EU Delays Probe of Vodafone Deal With O2, Everything Everywhere

May 03, 2012

Vodafone Group Plc (VOD)’s joint venture with Telefonica SA (TEF)’s O2 and Everything Everywhere Ltd. to create a U.K. mobile-phone payment system faces a delayed deadline to win approval from European Union regulators.

The European Commission prolonged its deadline by an extra 17 working days to Sept. 19, according to a filing on its website today. The EU’s merger control authority didn’t give a reason for the extension.

Regulators last month opened an expanded investigation into the venture, citing concerns that the companies may be able to block competitors from offering their own “mobile wallet” services to U.K. customers or to “degrade the quality” of services to make them less attractive.

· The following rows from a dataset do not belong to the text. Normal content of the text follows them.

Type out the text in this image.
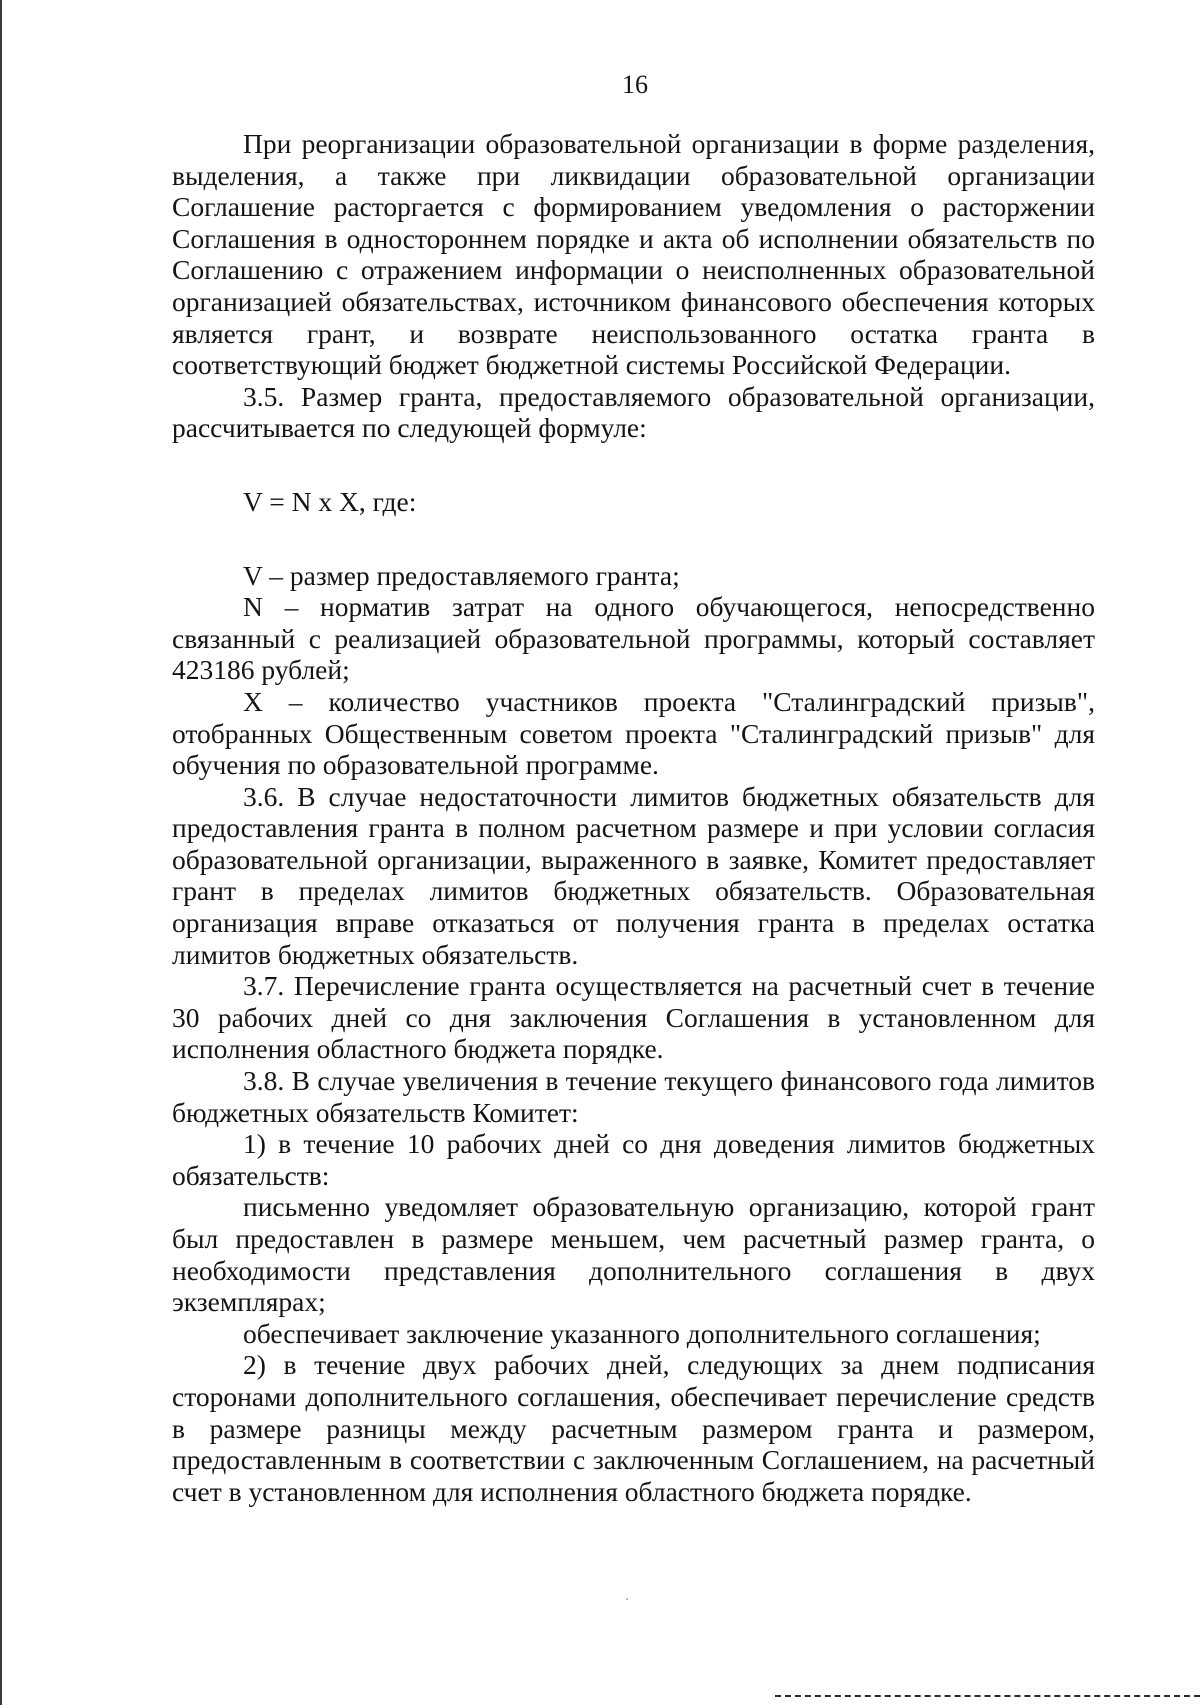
16

При реорганизации образовательной организации в форме разделения, выделения, а также при ликвидации образовательной организации Соглашение расторгается с формированием уведомления о расторжении Соглашения в одностороннем порядке и акта об исполнении обязательств по Соглашению с отражением информации о неисполненных образовательной организацией обязательствах, источником финансового обеспечения которых является грант, и возврате неиспользованного остатка гранта в соответствующий бюджет бюджетной системы Российской Федерации.

3.5. Размер гранта, предоставляемого образовательной организации, рассчитывается по следующей формуле:

V = N x X, где:

V – размер предоставляемого гранта;

N – норматив затрат на одного обучающегося, непосредственно связанный с реализацией образовательной программы, который составляет 423186 рублей;

X – количество участников проекта "Сталинградский призыв", отобранных Общественным советом проекта "Сталинградский призыв" для обучения по образовательной программе.

3.6. В случае недостаточности лимитов бюджетных обязательств для предоставления гранта в полном расчетном размере и при условии согласия образовательной организации, выраженного в заявке, Комитет предоставляет грант в пределах лимитов бюджетных обязательств. Образовательная организация вправе отказаться от получения гранта в пределах остатка лимитов бюджетных обязательств.

3.7. Перечисление гранта осуществляется на расчетный счет в течение 30 рабочих дней со дня заключения Соглашения в установленном для исполнения областного бюджета порядке.

3.8. В случае увеличения в течение текущего финансового года лимитов бюджетных обязательств Комитет:

1) в течение 10 рабочих дней со дня доведения лимитов бюджетных обязательств:

письменно уведомляет образовательную организацию, которой грант был предоставлен в размере меньшем, чем расчетный размер гранта, о необходимости представления дополнительного соглашения в двух экземплярах;

обеспечивает заключение указанного дополнительного соглашения;

2) в течение двух рабочих дней, следующих за днем подписания сторонами дополнительного соглашения, обеспечивает перечисление средств в размере разницы между расчетным размером гранта и размером, предоставленным в соответствии с заключенным Соглашением, на расчетный счет в установленном для исполнения областного бюджета порядке.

The U.K.’s three largest mobile operators are seeking EU approval for the joint venture to help banks and advertisers access services which will allow people to buy items from groceries to clothes with their smartphones. After losing out to Apple Inc. (AAPL:US) and Google Inc. (GOOG:US) in offering online application stores, the companies want to accelerate the development of additional services to drive revenue and boost smartphone sales.

O2 referred to an April statement by the three companies that said they were “confident that an extended review will conclude that the proposed joint venture is pro-competitive.”

Everything Everywhere declined to immediately comment and Vodafone didn’t immediately respond to an e-mail and a call seeking comment.